Black Monday has been used a number of times in stock market history to describe cataclysmic events. Most famously there is October 19, 1987, when the Dow Jones Industrial Average posted the largest one-day decline in its history, a staggering 22.6%. There was another Black Monday in 1929, which followed the Black Thursday that started the Wall Street Crash.
So it might seem something of a overreaction for 21CN Business Herald to use the ‘black’ moniker to describe Monday August 27 as a dismal day for the A-share market. After all, the Shanghai Composite only dropped by 1.8% – enough to push the market down to a new three-and-a-half year low, yet hardly a spectacular decline.
Perhaps it was more the cumulative effect of months of price declines that darkened 21CN’s mood. No single catalyst has been picked out for blame, either. Analysts seem divided: some point to weak manufacturing data, others to unimpressive earning reports, and some to a lack of clarity over government economic policy as the “hard landing” debate goes on.
Whatever the reason, the Shanghai Composite has seen a prolonged decline – losing 37.3% of its value since the beginning of 2011. It continues to underperform markets across Asia and – of the 54 international markets tracked by the Financial Times – only Russia and Venezuela have lower price-to-earnings values.
Such dreadful performance has not escaped the government’s attention. The China Securities Regulatory Commission, now run by former China Construction Bank chairman Guo Shuqing, has spent most of the year trying to restore confidence in the market via a wide range of measures, including allowing more foreign capital into local stock markets, as well as encouraging listed companies to pay out more in dividends.
More recently the CSRC has also been suggesting that companies reward shareholders with share buybacks and state-owned Baosteel Group has obliged with a Rmb5 billion buyback along these lines last week. China’s biggest steelmaker said it would buy one billion shares for up to Rmb5 a share, a 22% premium to the price on the day the deal was made public.
Baosteel stock (unsurprisingly) soared, finishing the day 10% higher (the maximum that a share price can increase during a single session). More companies are expected to conduct similar deals.
So will buybacks help to lift the morose mood? Perhaps not. “The market, which is mainly driven by economic expectations, is still under pressure,” Xiang Weida, chief analyst at Great Wall Securities told China Daily. The slowing economy has taken its toll on corporate profitability, making many companies less attractive to investors. In the first half of the year, corporate earnings in the MSCI China Index grew by just 2%, compared with 10% in the last half of 2011 and 29% in the six months before.
Still, some believe the worsening profit trend may have bottomed out.

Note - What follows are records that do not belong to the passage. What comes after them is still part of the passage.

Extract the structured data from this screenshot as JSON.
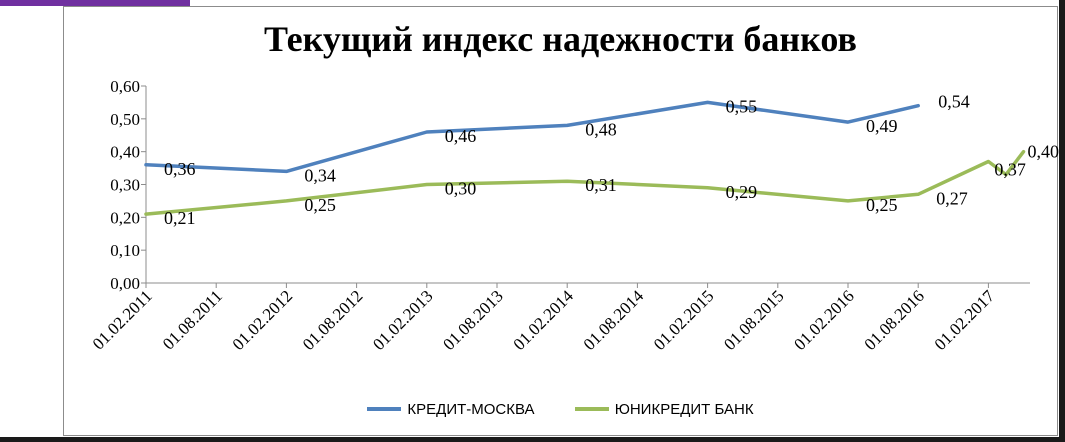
{
  "chart_data": {
    "type": "line",
    "title": "Текущий индекс надежности банков",
    "xlabel": "",
    "ylabel": "",
    "ylim": [
      0,
      0.6
    ],
    "y_ticks": [
      "0,00",
      "0,10",
      "0,20",
      "0,30",
      "0,40",
      "0,50",
      "0,60"
    ],
    "y_tick_values": [
      0,
      0.1,
      0.2,
      0.3,
      0.4,
      0.5,
      0.6
    ],
    "x_tick_labels": [
      "01.02.2011",
      "01.08.2011",
      "01.02.2012",
      "01.08.2012",
      "01.02.2013",
      "01.08.2013",
      "01.02.2014",
      "01.08.2014",
      "01.02.2015",
      "01.08.2015",
      "01.02.2016",
      "01.08.2016",
      "01.02.2017"
    ],
    "grid": false,
    "legend_position": "bottom",
    "series": [
      {
        "name": "КРЕДИТ-МОСКВА",
        "color": "#4F81BD",
        "x": [
          0,
          2,
          4,
          6,
          8,
          10,
          11
        ],
        "values": [
          0.36,
          0.34,
          0.46,
          0.48,
          0.55,
          0.49,
          0.54
        ],
        "labels": [
          "0,36",
          "0,34",
          "0,46",
          "0,48",
          "0,55",
          "0,49",
          "0,54"
        ]
      },
      {
        "name": "ЮНИКРЕДИТ БАНК",
        "color": "#9BBB59",
        "x": [
          0,
          2,
          4,
          6,
          8,
          10,
          11,
          12,
          12.25,
          12.5
        ],
        "values": [
          0.21,
          0.25,
          0.3,
          0.31,
          0.29,
          0.25,
          0.27,
          0.37,
          0.33,
          0.4
        ],
        "labels": [
          "0,21",
          "0,25",
          "0,30",
          "0,31",
          "0,29",
          "0,25",
          "0,27",
          "0,37",
          "",
          "0,40"
        ]
      }
    ]
  }
}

HSBC thinks that MSCI China companies will grow their earnings this year by 5%, for instance. The bank expects “earnings growth to stabilise and rebound, as policy easing measures filter through”.

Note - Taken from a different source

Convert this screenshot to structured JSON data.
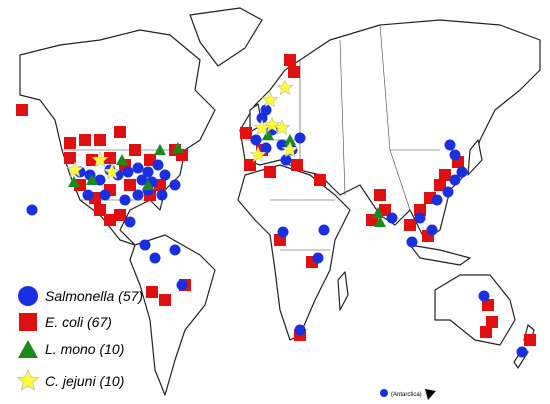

The test is whether improved profitability can overcome the deeper lack of confidence currently haunting China’s stock markets.
In the meantime, investors are looking farther afield in search of returns. Aside from more established markets, the nascent bourse in Cambodia is also attracting Chinese capital, even though it has only one listed company – the Phnom Penh Water Resources Bureau. When the firm listed earlier this year, more than 100,000 of the shares on offer were snapped up by Chinese investors or people of Chinese descent.